Rank of the product of two full rank matrices

Question

I have searched for the above topic and found some results, but the answer I am looking for is not found anywhere. Here is my question:

Given $A_{m \times n}$ matrix with rank $m$, and $B_{n \times p}$ matrix with rank $p$, where $n > p \geq m$. I know that $$ \operatorname{rank}(AB) \leq \min\left(\operatorname{rank}(A),\operatorname{rank}(B)\right) $$ What I want to know is if this expression holds for equality. I.e is this expression $$ \operatorname{rank}(AB) = \min\left(\operatorname{rank}(A),\operatorname{rank}(B)\right) = m $$ correct? If yes, how can it be proved?

Answer 1

if we take A and B be 2 non-zero matrices s.t AB= zero matrix then rank A,rank B >0 but rank of AB = 0 so rank AB is not equal to min{rank A, rank B}

Answer 2

(This is a reply to an earlier version of the question with $rank(A)=n$, $rank(B)=p$).

Yes, it holds.
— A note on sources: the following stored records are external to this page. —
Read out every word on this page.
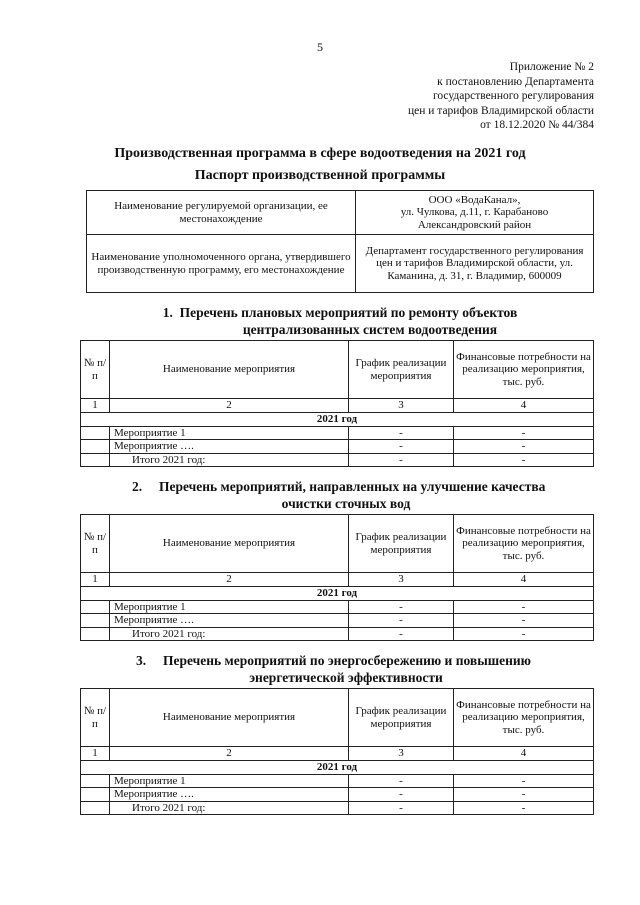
5
Приложение № 2
к постановлению Департамента
государственного регулирования
цен и тарифов Владимирской области
от 18.12.2020 № 44/384
Производственная программа в сфере водоотведения на 2021 год
Паспорт производственной программы
Наименование регулируемой организации, ее местонахождение	ООО «ВодаКанал»,
ул. Чулкова, д.11, г. Карабаново
Александровский район

Наименование уполномоченного органа, утвердившего производственную программу, его местонахождение	Департамент государственного регулирования цен и тарифов Владимирской области, ул. Каманина, д. 31, г. Владимир, 600009
1. Перечень плановых мероприятий по ремонту объектов
централизованных систем водоотведения
№ п/п	Наименование мероприятия	График реализации мероприятия	Финансовые потребности на реализацию мероприятия, тыс. руб.
1	2	3	4
2021 год			
	Мероприятие 1	-	-
	Мероприятие ….	-	-
	Итого 2021 год:	-	-
2. Перечень мероприятий, направленных на улучшение качества
очистки сточных вод
№ п/п	Наименование мероприятия	График реализации мероприятия	Финансовые потребности на реализацию мероприятия, тыс. руб.
1	2	3	4
2021 год			
	Мероприятие 1	-	-
	Мероприятие ….	-	-
	Итого 2021 год:	-	-
3. Перечень мероприятий по энергосбережению и повышению
энергетической эффективности
№ п/п	Наименование мероприятия	График реализации мероприятия	Финансовые потребности на реализацию мероприятия, тыс. руб.
1	2	3	4
2021 год			
	Мероприятие 1	-	-
	Мероприятие ….	-	-
	Итого 2021 год:	-	-
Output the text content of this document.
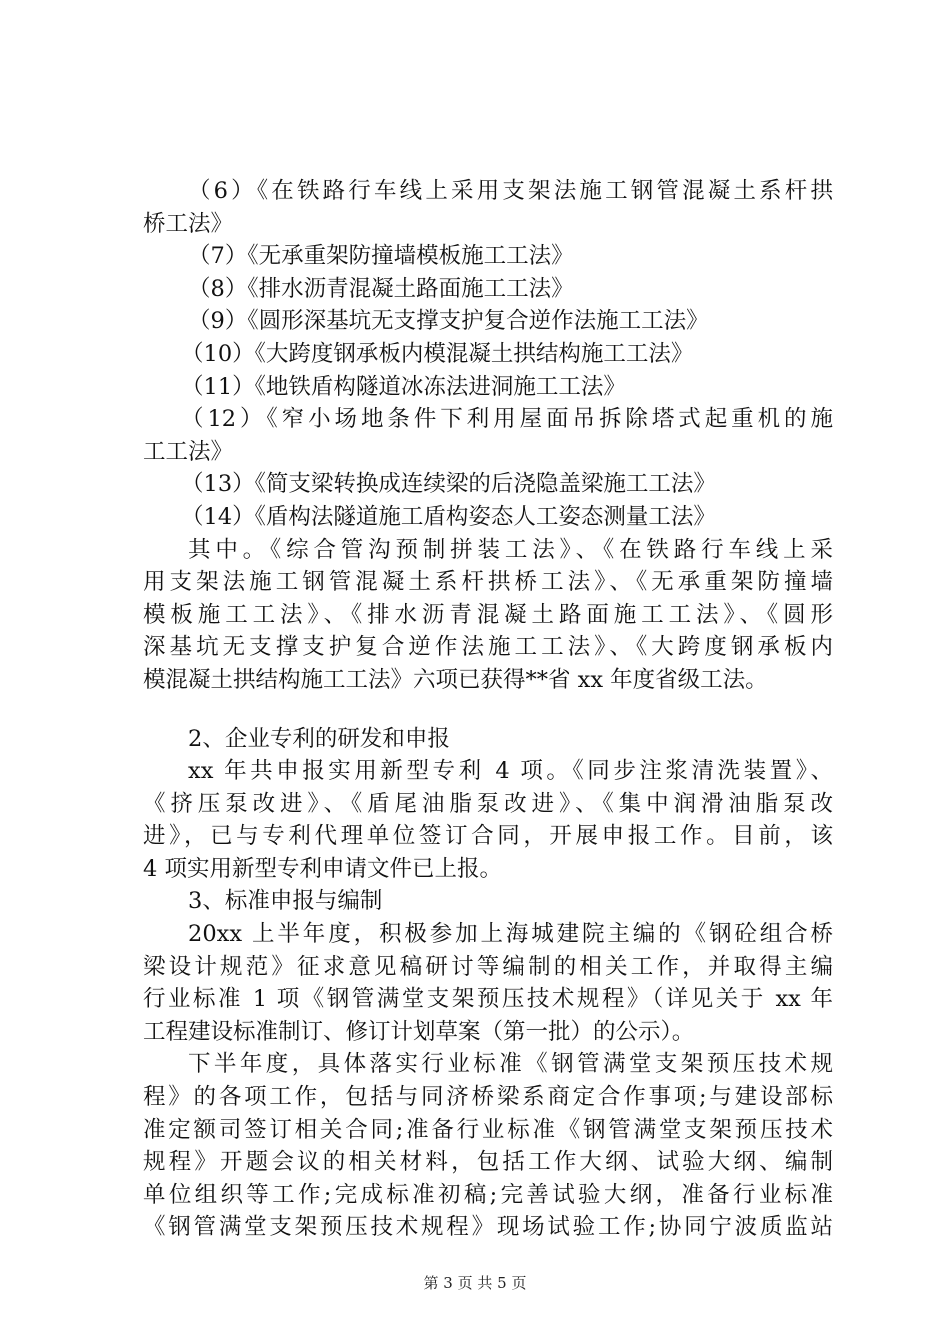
（6）《在铁路行车线上采用支架法施工钢管混凝土系杆拱
桥工法》
（7）《无承重架防撞墙模板施工工法》
（8）《排水沥青混凝土路面施工工法》
（9）《圆形深基坑无支撑支护复合逆作法施工工法》
（10）《大跨度钢承板内模混凝土拱结构施工工法》
（11）《地铁盾构隧道冰冻法进洞施工工法》
（12）《窄小场地条件下利用屋面吊拆除塔式起重机的施
工工法》
（13）《简支梁转换成连续梁的后浇隐盖梁施工工法》
（14）《盾构法隧道施工盾构姿态人工姿态测量工法》
其中。《综合管沟预制拼装工法》、《在铁路行车线上采
用支架法施工钢管混凝土系杆拱桥工法》、《无承重架防撞墙
模板施工工法》、《排水沥青混凝土路面施工工法》、《圆形
深基坑无支撑支护复合逆作法施工工法》、《大跨度钢承板内
模混凝土拱结构施工工法》六项已获得**省 xx 年度省级工法。
2、企业专利的研发和申报
xx 年共申报实用新型专利 4 项。《同步注浆清洗装置》、
《挤压泵改进》、《盾尾油脂泵改进》、《集中润滑油脂泵改
进》，已与专利代理单位签订合同，开展申报工作。目前，该
4 项实用新型专利申请文件已上报。
3、标准申报与编制
20xx 上半年度，积极参加上海城建院主编的《钢砼组合桥
梁设计规范》征求意见稿研讨等编制的相关工作，并取得主编
行业标准 1 项《钢管满堂支架预压技术规程》（详见关于 xx 年
工程建设标准制订、修订计划草案（第一批）的公示）。
下半年度，具体落实行业标准《钢管满堂支架预压技术规
程》的各项工作，包括与同济桥梁系商定合作事项;与建设部标
准定额司签订相关合同;准备行业标准《钢管满堂支架预压技术
规程》开题会议的相关材料，包括工作大纲、试验大纲、编制
单位组织等工作;完成标准初稿;完善试验大纲，准备行业标准
《钢管满堂支架预压技术规程》现场试验工作;协同宁波质监站
第 3 页 共 5 页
The assuptions imply $m\geq n\geq p$ and so you can find a submatrix $A'$ of $A$ that contains $n$ rows of $A$ and hence has size $n\times n$ and is regular. The columns of $B$ are independent and so are the columns of $A'B$. So indeed, $$\mathrm{rank} AB=\mathrm{rank} A'B=p=\min\{n,p\}.$$

But as Rupsa pointed out, if the matrices $A,B$ have smaller then the full column rank, then equality doesn't hold in general, such as in $(1,0){0\choose 1}=(0)$.